Family values. Right.

And let’s talk about the complete and utter destruction of millions of Iraqi families, bombed shot or otherwise had family members killed BECAUSE WE INVADED THEIR COUNTRY. I KNOW we don’t want to deal with that because, well, they’re Iraqis; they’re not worth as much as Americans. And they’re so UNGRATEFUL for all the “freedom” we’ve brought them in the last FIVE years.

You know, the spirit of sacrifice might have been more worthwhile if daddy was actually PROTECTING and DEFENDING AMERICA which he is NOT. He is fighting both a resource war for oil AND a rearguard action to protect Israeli and American business and geopolitical interests in the middle east. We have stuck a baseball bat in the hornet’s nest of the Middle East and are shocked, SHOCKED that so many Muslims, many of whom were neutral once, now have grown to hate us.

We despoil their lands, seize their natural resources, spit on their holy books, kill their women and children and we actually expect them to be GRATEFUL.

And so daddy goes to do the bidding of imperialist warmongers, who, even now as we sit here sipping our lattes and reading blogs, are plotting to visit death and destruction upon the Iranians, a nation made up of mostly young adults who actually look up to and admire America.

Until, of course, the first bombs drop.

‘lYou know what the biggest idiotic rational for the war in Iraq is? That if we don’t fight them over there THEY’LL FOLLOW US HOME.

Seriously. The next 777s to Kennedy Airport will be full of them, checking in at customs. Right.

Well perhaps they’ll just swarm across our unprotected Mexican border, made unprotected BY THE BUSH ADMINISTRATION. Why? Because one of the main jobs of Bush’s corporate honchos is to utterly destroy the American middle class (which the unfortunate family in the above photo probably thinks they belong to). And you can’t do that unless you allow millions of illegals into this country to be your clam shuckers, nannies, maids and gardeners. Gotta keep the bottom line on Wall Street up and we can’t do that hiring those Americans who actually have the temerity to demand a living wage.

And if the terrorists saunter across the Rio Grande, well, that’s the price we pay for our predatory market capitalism.
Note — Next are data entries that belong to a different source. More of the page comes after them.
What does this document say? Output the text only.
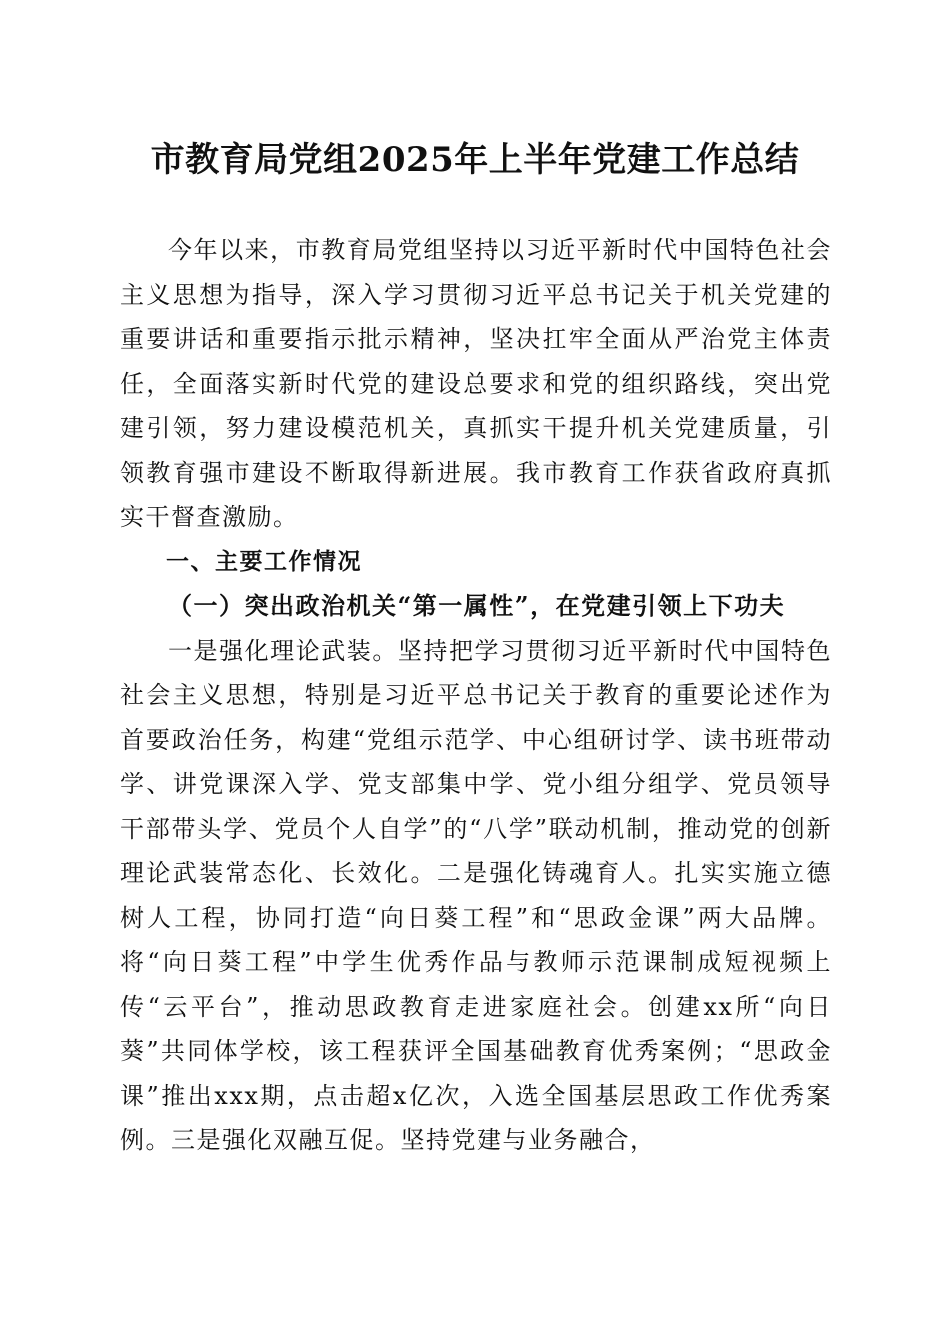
市教育局党组2025年上半年党建工作总结

今年以来，市教育局党组坚持以习近平新时代中国特色社会主义思想为指导，深入学习贯彻习近平总书记关于机关党建的重要讲话和重要指示批示精神，坚决扛牢全面从严治党主体责任，全面落实新时代党的建设总要求和党的组织路线，突出党建引领，努力建设模范机关，真抓实干提升机关党建质量，引领教育强市建设不断取得新进展。我市教育工作获省政府真抓实干督查激励。

一、主要工作情况

（一）突出政治机关“第一属性”，在党建引领上下功夫

一是强化理论武装。坚持把学习贯彻习近平新时代中国特色社会主义思想，特别是习近平总书记关于教育的重要论述作为首要政治任务，构建“党组示范学、中心组研讨学、读书班带动学、讲党课深入学、党支部集中学、党小组分组学、党员领导干部带头学、党员个人自学”的“八学”联动机制，推动党的创新理论武装常态化、长效化。二是强化铸魂育人。扎实实施立德树人工程，协同打造“向日葵工程”和“思政金课”两大品牌。将“向日葵工程”中学生优秀作品与教师示范课制成短视频上传“云平台”，推动思政教育走进家庭社会。创建xx所“向日葵”共同体学校，该工程获评全国基础教育优秀案例；“思政金课”推出xxx期，点击超x亿次，入选全国基层思政工作优秀案例。三是强化双融互促。坚持党建与业务融合，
President Bush doesn’t care, why should you?

So they’ll FOLLOW US HOME because the BUSINESS CONSERVATIVES WILL ALLOW THEM.

After all, if you need another coalescing event (like 9-11) to get the sheeple to give up even the tattered remains of their Constitutional rights, you’ll need to allow those who may assist in the deed in the country, right?

Makes the sacrifice of the family in the photo seem all the more tragic, doesn’t it?

That and the crumbling national economy, the failing dollar, the bankrupt US Treasury, the housing meltdown, the skyrocketing prices of food and fuel, the collapsing educational and health care system, etc. etc.

It’s one, two, three, what are we fighting for?

Daddy, what are we REALLY fighting for?